1st Edition

Lifeworlds and Change in Palestinian Education Liberating Learning

By Bill Williamson Copyright 2025
    184 Pages
    by Routledge

    This timely volume critically assesses the state of education in Palestine, reframing the discourse on Israel-Palestine through the lens of education, and arguing for a paradigm shift in the way education in the region is studied, managed, and experienced.

    Foregrounding the voices, commentaries, and reflections of Palestinians as well as touching on differing elements of educational experience that define Palestinian identities, the book highlights that educational change in Palestine is inseparable from the need to change the politics and understanding of education in western societies. Chapters introduce the holistic concept of the lifeworld curriculum which proposes the idea that education cannot be conceived solely in relation to physical, educational spaces, but in addition should acknowledge the conceptual spaces of civil society, communities, and the world of work (the basic structures of Palestinian lives), in order to reinforce the idea that circumstances teach.

    Ultimately challenging western educators to rethink their approaches to education and learning in order to build a stronger global platform for human rights, democratic engagement and justice, this book will be of value to scholars, researchers, and postgraduate students in international and comparative education, multicultural education, and educational change and reform more broadly.

    Introduction

    Chapter 1: Contexts of Change in Palestinians Education

    Chapter 2: Education: The Past in the Present

    Chapter 3: Childhood in Palestine

    Chapter 4: Palestinian Children encounter Education

    Chapter 5: Attitudes, ideology and possibility in Palestinian vocational education

    Chapter 6: Civil society and Learning in Palestine

    Chapter 7: Higher Education in Palestine

    Chapter 8: A New Future for Education in Palestine?

    Afterword

    Biography

    Bill Williamson is a Sociologist and Emeritus Professor of Continuing Education, Durham University, UK.

    Williamson’s book on Palestinian education is published while Palestinians in historic Palestine and in diasporas are experiencing a second Nakba.  The ramifications of the Israeli war on Gaza will be felt in the whole region and beyond. The book based to a large extent on Palestinian testimonies contains much that is relevant to the Palestinian struggle for liberty and justice.  The book argues convincingly that democratizing education is necessary for the future of Palestine, the region, and the Western World.”

    Jamil Hilal is a well-known Palestinian sociologist. He has taught sociology in British universities (Durham and London University College) and Dar al Salam University and has been a senior research fellow at Oxford University and at a number of Palestinian research and academic institutions, including Birzeit University.

     

    “This brave and powerful book on education in Palestine masterfully articulates the need for change in education in the 'West' on Palestine as much as educational change in Palestine itself.  Williamson compellingly asserts the necessity for historical contextualisation and critical thinking - a 'decolonization of the mind of the colonized as well as of the colonizers.' Drawing on original accounts from teachers, researchers and civil society actors in Palestine, this book will no doubt become a seminal work in the field.”
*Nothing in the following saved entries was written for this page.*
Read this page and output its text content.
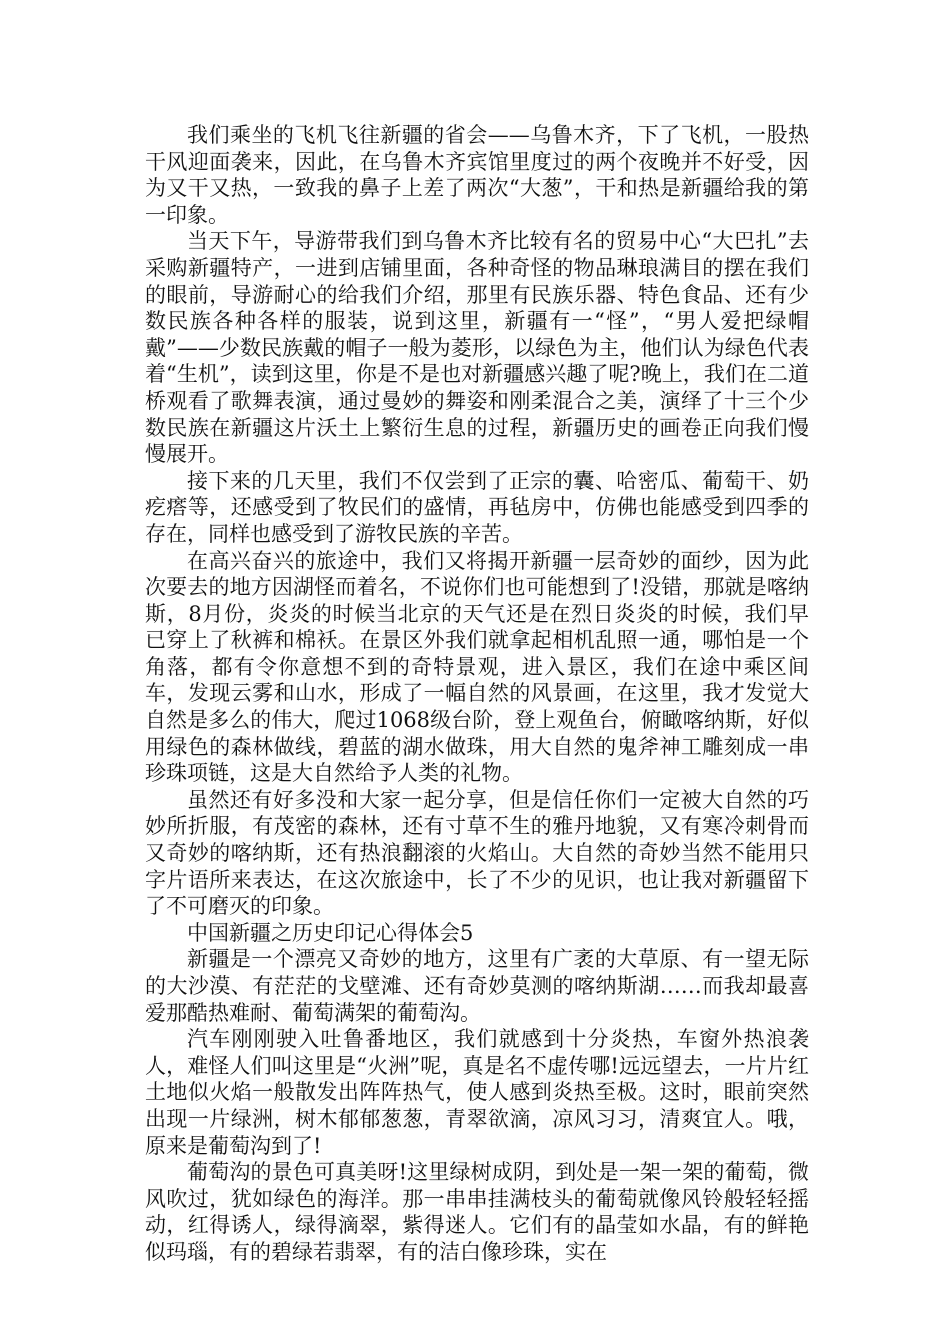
我们乘坐的飞机飞往新疆的省会——乌鲁木齐，下了飞机，一股热干风迎面袭来，因此，在乌鲁木齐宾馆里度过的两个夜晚并不好受，因为又干又热，一致我的鼻子上差了两次“大葱”，干和热是新疆给我的第一印象。

当天下午，导游带我们到乌鲁木齐比较有名的贸易中心“大巴扎”去采购新疆特产，一进到店铺里面，各种奇怪的物品琳琅满目的摆在我们的眼前，导游耐心的给我们介绍，那里有民族乐器、特色食品、还有少数民族各种各样的服装，说到这里，新疆有一“怪”，“男人爱把绿帽戴”——少数民族戴的帽子一般为菱形，以绿色为主，他们认为绿色代表着“生机”，读到这里，你是不是也对新疆感兴趣了呢?晚上，我们在二道桥观看了歌舞表演，通过曼妙的舞姿和刚柔混合之美，演绎了十三个少数民族在新疆这片沃土上繁衍生息的过程，新疆历史的画卷正向我们慢慢展开。

接下来的几天里，我们不仅尝到了正宗的囊、哈密瓜、葡萄干、奶疙瘩等，还感受到了牧民们的盛情，再毡房中，仿佛也能感受到四季的存在，同样也感受到了游牧民族的辛苦。

在高兴奋兴的旅途中，我们又将揭开新疆一层奇妙的面纱，因为此次要去的地方因湖怪而着名，不说你们也可能想到了!没错，那就是喀纳斯，8月份，炎炎的时候当北京的天气还是在烈日炎炎的时候，我们早已穿上了秋裤和棉袄。在景区外我们就拿起相机乱照一通，哪怕是一个角落，都有令你意想不到的奇特景观，进入景区，我们在途中乘区间车，发现云雾和山水，形成了一幅自然的风景画，在这里，我才发觉大自然是多么的伟大，爬过1068级台阶，登上观鱼台，俯瞰喀纳斯，好似用绿色的森林做线，碧蓝的湖水做珠，用大自然的鬼斧神工雕刻成一串珍珠项链，这是大自然给予人类的礼物。

虽然还有好多没和大家一起分享，但是信任你们一定被大自然的巧妙所折服，有茂密的森林，还有寸草不生的雅丹地貌，又有寒冷刺骨而又奇妙的喀纳斯，还有热浪翻滚的火焰山。大自然的奇妙当然不能用只字片语所来表达，在这次旅途中，长了不少的见识，也让我对新疆留下了不可磨灭的印象。

中国新疆之历史印记心得体会5

新疆是一个漂亮又奇妙的地方，这里有广袤的大草原、有一望无际的大沙漠、有茫茫的戈壁滩、还有奇妙莫测的喀纳斯湖……而我却最喜爱那酷热难耐、葡萄满架的葡萄沟。

汽车刚刚驶入吐鲁番地区，我们就感到十分炎热，车窗外热浪袭人，难怪人们叫这里是“火洲”呢，真是名不虚传哪!远远望去，一片片红土地似火焰一般散发出阵阵热气，使人感到炎热至极。这时，眼前突然出现一片绿洲，树木郁郁葱葱，青翠欲滴，凉风习习，清爽宜人。哦，原来是葡萄沟到了!

葡萄沟的景色可真美呀!这里绿树成阴，到处是一架一架的葡萄，微风吹过，犹如绿色的海洋。那一串串挂满枝头的葡萄就像风铃般轻轻摇动，红得诱人，绿得滴翠，紫得迷人。它们有的晶莹如水晶，有的鲜艳似玛瑙，有的碧绿若翡翠，有的洁白像珍珠，实在
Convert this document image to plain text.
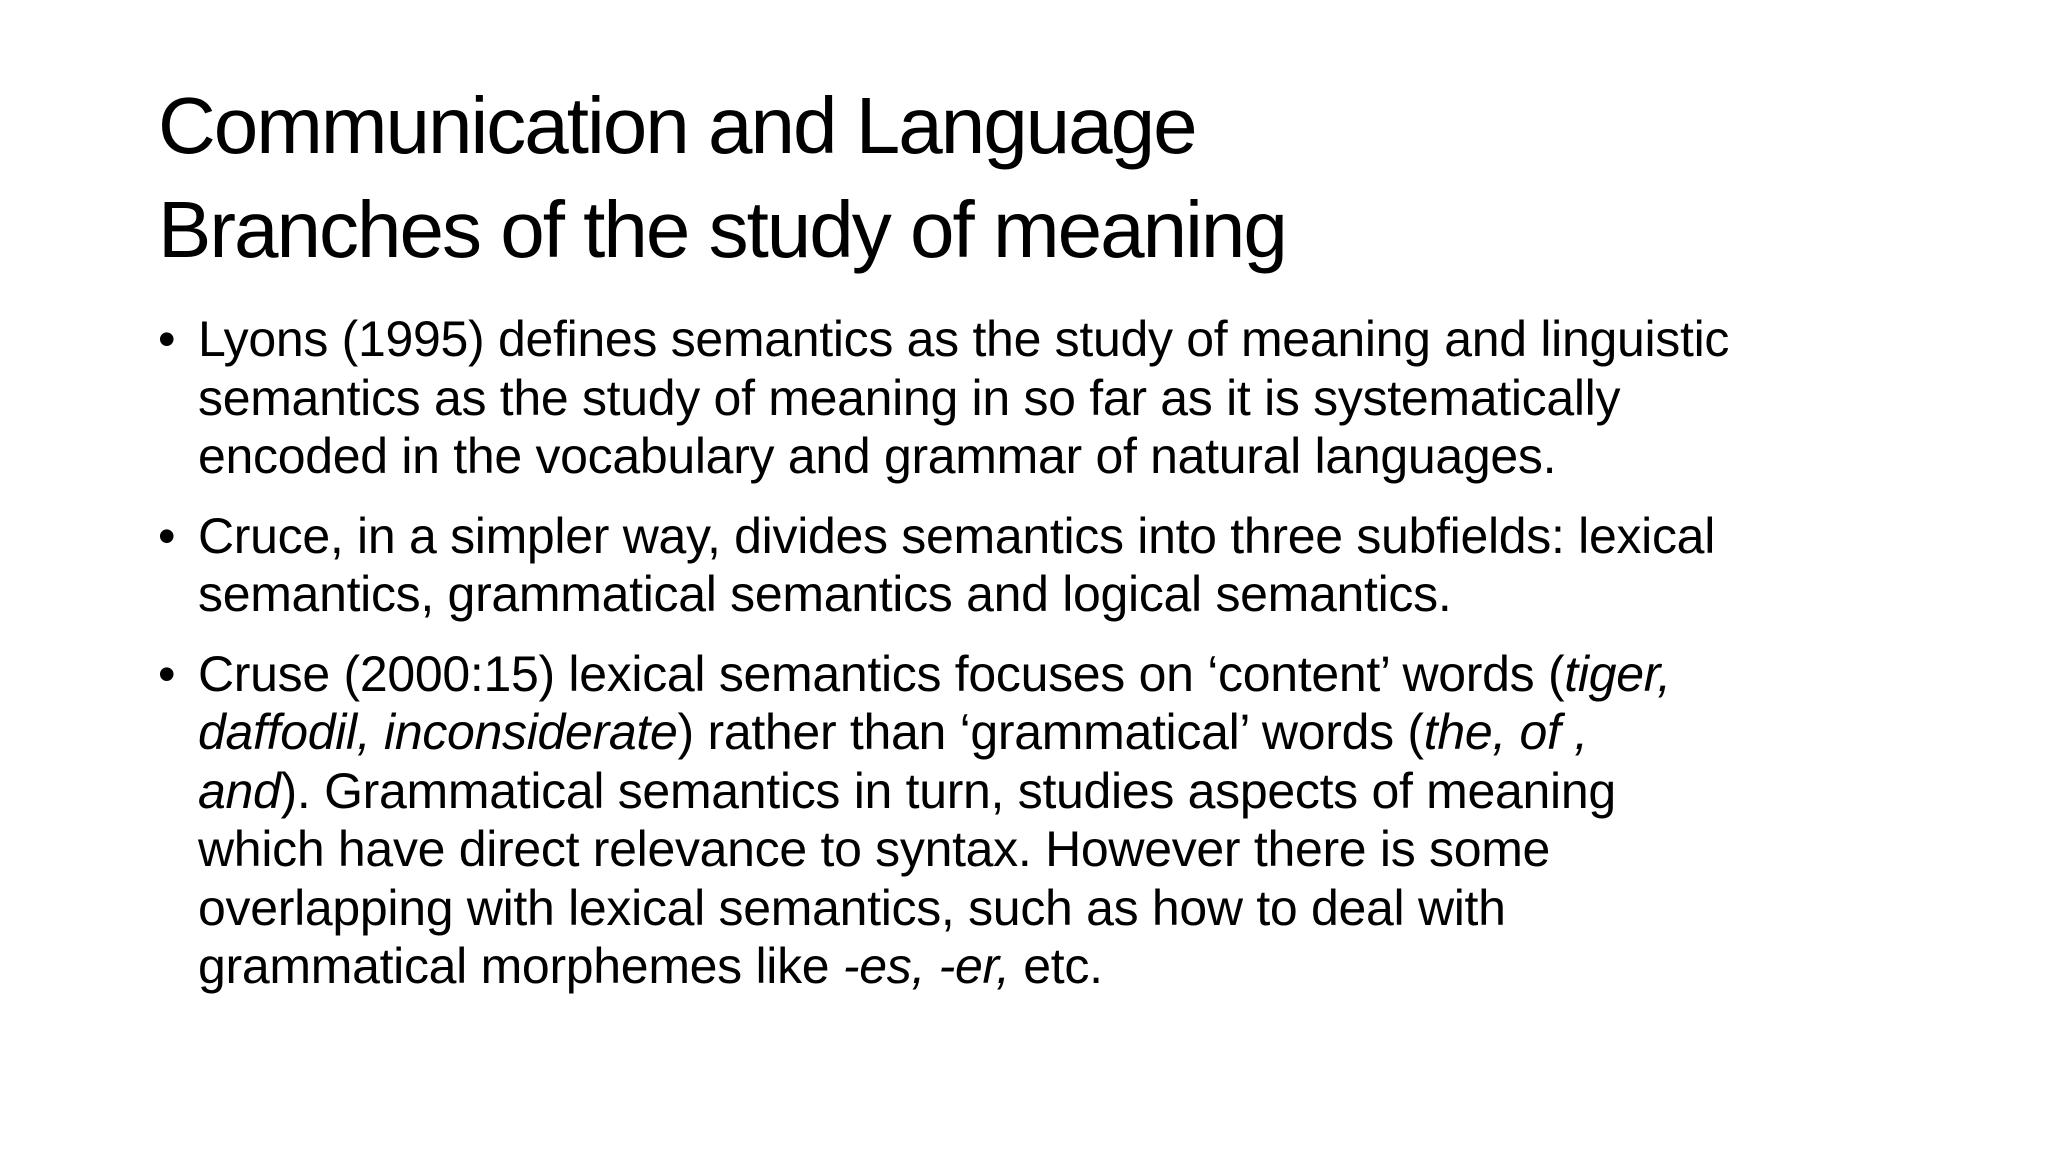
Communication and Language
Branches of the study of meaning
• Lyons (1995) defines semantics as the study of meaning and linguistic
semantics as the study of meaning in so far as it is systematically
encoded in the vocabulary and grammar of natural languages.
• Cruce, in a simpler way, divides semantics into three subfields: lexical
semantics, grammatical semantics and logical semantics.
• Cruse (2000:15) lexical semantics focuses on ‘content’ words (tiger,
daffodil, inconsiderate) rather than ‘grammatical’ words (the, of ,
and). Grammatical semantics in turn, studies aspects of meaning
which have direct relevance to syntax. However there is some
overlapping with lexical semantics, such as how to deal with
grammatical morphemes like -es, -er, etc.
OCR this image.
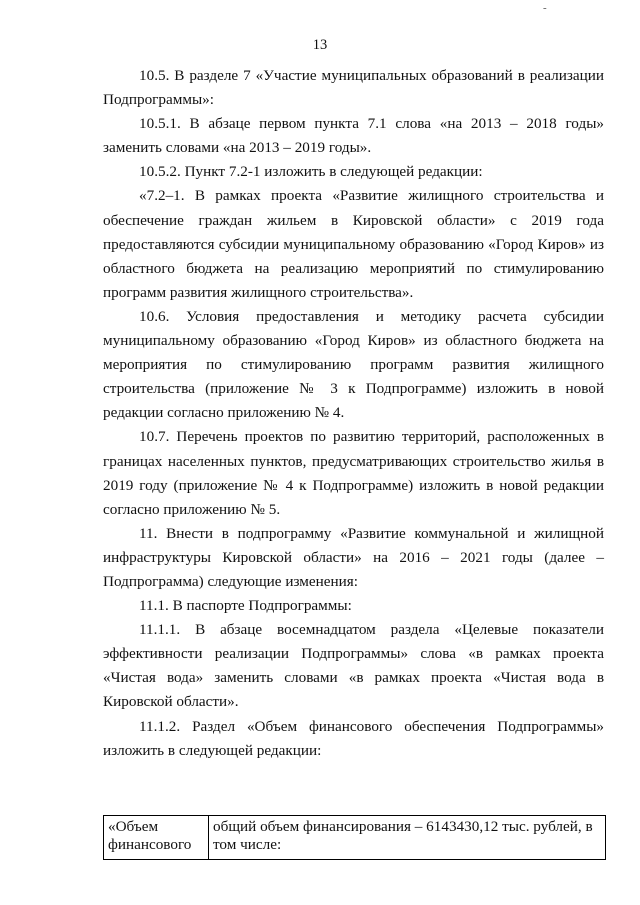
-
13

10.5. В разделе 7 «Участие муниципальных образований в реализации Подпрограммы»:

10.5.1. В абзаце первом пункта 7.1 слова «на 2013 – 2018 годы» заменить словами «на 2013 – 2019 годы».

10.5.2. Пункт 7.2-1 изложить в следующей редакции:

«7.2–1. В рамках проекта «Развитие жилищного строительства и обеспечение граждан жильем в Кировской области» с 2019 года предоставляются субсидии муниципальному образованию «Город Киров» из областного бюджета на реализацию мероприятий по стимулированию программ развития жилищного строительства».

10.6. Условия предоставления и методику расчета субсидии муниципальному образованию «Город Киров» из областного бюджета на мероприятия по стимулированию программ развития жилищного строительства (приложение № 3 к Подпрограмме) изложить в новой редакции согласно приложению № 4.

10.7. Перечень проектов по развитию территорий, расположенных в границах населенных пунктов, предусматривающих строительство жилья в 2019 году (приложение № 4 к Подпрограмме) изложить в новой редакции согласно приложению № 5.

11. Внести в подпрограмму «Развитие коммунальной и жилищной инфраструктуры Кировской области» на 2016 – 2021 годы (далее – Подпрограмма) следующие изменения:

11.1. В паспорте Подпрограммы:

11.1.1. В абзаце восемнадцатом раздела «Целевые показатели эффективности реализации Подпрограммы» слова «в рамках проекта «Чистая вода» заменить словами «в рамках проекта «Чистая вода в Кировской области».

11.1.2. Раздел «Объем финансового обеспечения Подпрограммы» изложить в следующей редакции:

«Объем финансового	общий объем финансирования – 6143430,12 тыс. рублей, в том числе:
    Dina Kiwan, Professor of Comparative Education, University of Birmingham, UK and Author of ‘Academic Freedom and the Transnational Production of Knowledge’ (2024).

    "Bill Williamson has produced an erudite, thoughtful and wide-raging study of education in Palestine.  The book is guided by  a universalist belief that  educational change should be the result of change in the social environment in which it takes place. Nowhere is this view more apt than in the case of Palestine, a territory occupied by a state that is estranged from the history, culture and society of the indigenous Arab people it rules. Setting Palestinian education in  its political and cultural context makes this  an unusual and important analysis. It is a rich resource for researchers, and should be essential reading for educators and the wider public alike."   

    Ghada Karmi is a Research Fellow at the Institute of Arab and Islamic Studies, University of Exeter, UK. She has previously held a number of roles including Associate Fellow of the Royal Institute of International Affairs, where she led a major project on Israel-Palestinian reconciliation.